I came across the fact that the following function defines a family of ellipses with focal distance $f$, parameterized by the value of the function:
$$\frac{x-f+\sqrt{(x-f)^2+y^2}}{x+f+\sqrt{(x+f)^2+y^2}}=\text{const.}$$
I was able to convert this expression algebraically into the canonical form of the ellipse (very lengthy calculation), and I found a short neat proof that uses the geometric definition of the ellipse, as such:
Define the projected distances of the point to the foci: $$x-f=z_1,\quad x+f=z_2$$ And real distances of the point to the foci: $$\sqrt{(x-f)^2+y^2}=r_1,\quad \sqrt{(x+f)^2+y^2}=r_2$$ By properties of ellipse, we have $$r_2+r_1=2a,\quad z_2-z_1=2f$$
Add and subtract these two equations: $$(r_2+z_2)+(r_1-z_1)=2(a+f)$$ $$(r_2-z_2)+(r_1+z_1)=2(a-f)$$ Multiply top by $r_1+z_1$ and bottom by $r_2+z_2$: $$(r_2+z_2)(r_1+z_1)+\color{red}{(r_1-z_1)(r_1+z_1)}=2(a+f)(r_1+z_1)$$ $$\color{red}{(r_2-z_2)(r_2+z_2)}+(r_1+z_1)(r_2+z_2)=2(a-f)(r_2+z_2)$$ Left hand sides are identical because the red parts equal through Pythagoras' theorem to the same perpendicular distance of the point $(x,y)$ to the $x$ axis, so we retrieve $$\frac{r_1+z_1}{r_2+z_2}=\frac{a-f}{a+f}$$ QED.

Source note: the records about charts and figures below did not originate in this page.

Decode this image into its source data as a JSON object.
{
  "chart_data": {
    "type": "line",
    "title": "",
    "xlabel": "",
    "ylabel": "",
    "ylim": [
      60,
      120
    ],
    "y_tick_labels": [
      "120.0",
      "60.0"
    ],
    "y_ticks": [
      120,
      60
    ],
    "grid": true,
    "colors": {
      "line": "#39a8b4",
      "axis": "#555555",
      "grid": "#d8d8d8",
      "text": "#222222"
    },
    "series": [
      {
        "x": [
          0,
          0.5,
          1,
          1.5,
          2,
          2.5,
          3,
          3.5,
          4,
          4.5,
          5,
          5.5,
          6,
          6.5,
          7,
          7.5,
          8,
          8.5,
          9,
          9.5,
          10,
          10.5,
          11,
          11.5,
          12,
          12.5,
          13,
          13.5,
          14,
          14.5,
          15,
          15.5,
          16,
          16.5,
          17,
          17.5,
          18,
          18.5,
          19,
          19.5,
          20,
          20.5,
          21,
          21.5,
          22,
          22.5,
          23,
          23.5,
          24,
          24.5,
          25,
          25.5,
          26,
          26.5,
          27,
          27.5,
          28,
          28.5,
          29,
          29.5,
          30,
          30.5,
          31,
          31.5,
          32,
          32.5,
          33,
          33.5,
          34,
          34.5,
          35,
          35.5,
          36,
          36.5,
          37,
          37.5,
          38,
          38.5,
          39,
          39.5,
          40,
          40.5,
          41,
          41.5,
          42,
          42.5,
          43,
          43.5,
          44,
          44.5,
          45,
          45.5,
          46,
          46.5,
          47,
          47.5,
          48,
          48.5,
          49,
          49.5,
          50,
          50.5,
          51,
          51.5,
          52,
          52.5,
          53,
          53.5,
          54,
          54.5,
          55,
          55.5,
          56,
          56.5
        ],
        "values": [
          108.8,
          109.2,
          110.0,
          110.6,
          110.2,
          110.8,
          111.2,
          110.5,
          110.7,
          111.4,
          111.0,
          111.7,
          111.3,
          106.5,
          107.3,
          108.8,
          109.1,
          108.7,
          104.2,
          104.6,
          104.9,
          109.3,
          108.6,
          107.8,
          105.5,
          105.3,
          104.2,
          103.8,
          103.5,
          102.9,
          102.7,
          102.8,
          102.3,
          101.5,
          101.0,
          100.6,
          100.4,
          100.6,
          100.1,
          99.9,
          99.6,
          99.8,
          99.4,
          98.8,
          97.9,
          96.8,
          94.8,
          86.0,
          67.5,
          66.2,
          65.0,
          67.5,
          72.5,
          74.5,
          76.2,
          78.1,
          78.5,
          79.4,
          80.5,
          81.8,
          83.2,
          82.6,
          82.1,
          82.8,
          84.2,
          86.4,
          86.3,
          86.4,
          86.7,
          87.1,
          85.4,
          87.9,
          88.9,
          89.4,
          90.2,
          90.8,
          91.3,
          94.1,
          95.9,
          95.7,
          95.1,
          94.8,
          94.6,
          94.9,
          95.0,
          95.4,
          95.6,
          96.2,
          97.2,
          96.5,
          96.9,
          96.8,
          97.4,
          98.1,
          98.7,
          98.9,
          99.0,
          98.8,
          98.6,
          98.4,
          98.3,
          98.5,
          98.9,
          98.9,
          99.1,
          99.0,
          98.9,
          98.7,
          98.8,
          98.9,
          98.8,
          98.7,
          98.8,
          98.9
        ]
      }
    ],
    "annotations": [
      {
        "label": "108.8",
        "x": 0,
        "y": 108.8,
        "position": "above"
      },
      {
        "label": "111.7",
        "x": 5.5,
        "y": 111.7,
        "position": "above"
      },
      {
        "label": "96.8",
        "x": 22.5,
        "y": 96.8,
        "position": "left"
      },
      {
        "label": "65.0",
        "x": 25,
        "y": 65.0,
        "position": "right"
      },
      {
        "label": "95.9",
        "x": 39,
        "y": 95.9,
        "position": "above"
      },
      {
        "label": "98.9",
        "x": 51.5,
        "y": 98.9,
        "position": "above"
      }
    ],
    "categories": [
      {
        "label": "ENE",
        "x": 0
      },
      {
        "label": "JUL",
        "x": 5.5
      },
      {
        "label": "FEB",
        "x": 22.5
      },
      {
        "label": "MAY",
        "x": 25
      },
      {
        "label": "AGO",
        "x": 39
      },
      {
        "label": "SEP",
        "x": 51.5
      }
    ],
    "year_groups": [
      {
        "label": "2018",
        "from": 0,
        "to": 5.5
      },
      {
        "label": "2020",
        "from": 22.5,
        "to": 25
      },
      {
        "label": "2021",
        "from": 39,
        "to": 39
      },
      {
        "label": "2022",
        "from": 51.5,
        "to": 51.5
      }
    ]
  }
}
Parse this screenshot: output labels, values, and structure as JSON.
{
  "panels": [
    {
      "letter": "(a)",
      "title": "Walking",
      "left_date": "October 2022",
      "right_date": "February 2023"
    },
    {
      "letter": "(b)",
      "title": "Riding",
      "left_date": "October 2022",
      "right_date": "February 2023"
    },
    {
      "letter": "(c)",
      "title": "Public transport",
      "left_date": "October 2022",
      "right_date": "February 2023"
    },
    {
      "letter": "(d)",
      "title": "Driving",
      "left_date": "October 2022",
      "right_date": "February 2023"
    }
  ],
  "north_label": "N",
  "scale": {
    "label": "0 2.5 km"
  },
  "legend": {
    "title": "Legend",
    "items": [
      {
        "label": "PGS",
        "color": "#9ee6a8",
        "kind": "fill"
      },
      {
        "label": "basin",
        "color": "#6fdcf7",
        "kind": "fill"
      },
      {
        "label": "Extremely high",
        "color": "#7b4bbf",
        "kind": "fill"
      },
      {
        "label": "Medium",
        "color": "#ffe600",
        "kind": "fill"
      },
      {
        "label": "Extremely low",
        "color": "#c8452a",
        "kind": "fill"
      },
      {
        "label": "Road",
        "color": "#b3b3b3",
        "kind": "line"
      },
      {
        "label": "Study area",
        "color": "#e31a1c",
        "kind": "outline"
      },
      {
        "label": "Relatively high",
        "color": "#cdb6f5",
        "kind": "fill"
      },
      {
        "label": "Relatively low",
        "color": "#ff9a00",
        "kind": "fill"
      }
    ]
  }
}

Can you help me find a constructional geometric proof (no algebraic manipulations, such as difference of squares and addition/subtraction of equations)?
I'm having difficulty finding a construction that puts $r+z$ on the same line, and to prove a ratio of two such distances are constant (similar triangles?). I tried with circular directrix, but I can't relate $r_1+z_1$ to $r_2+z_2$.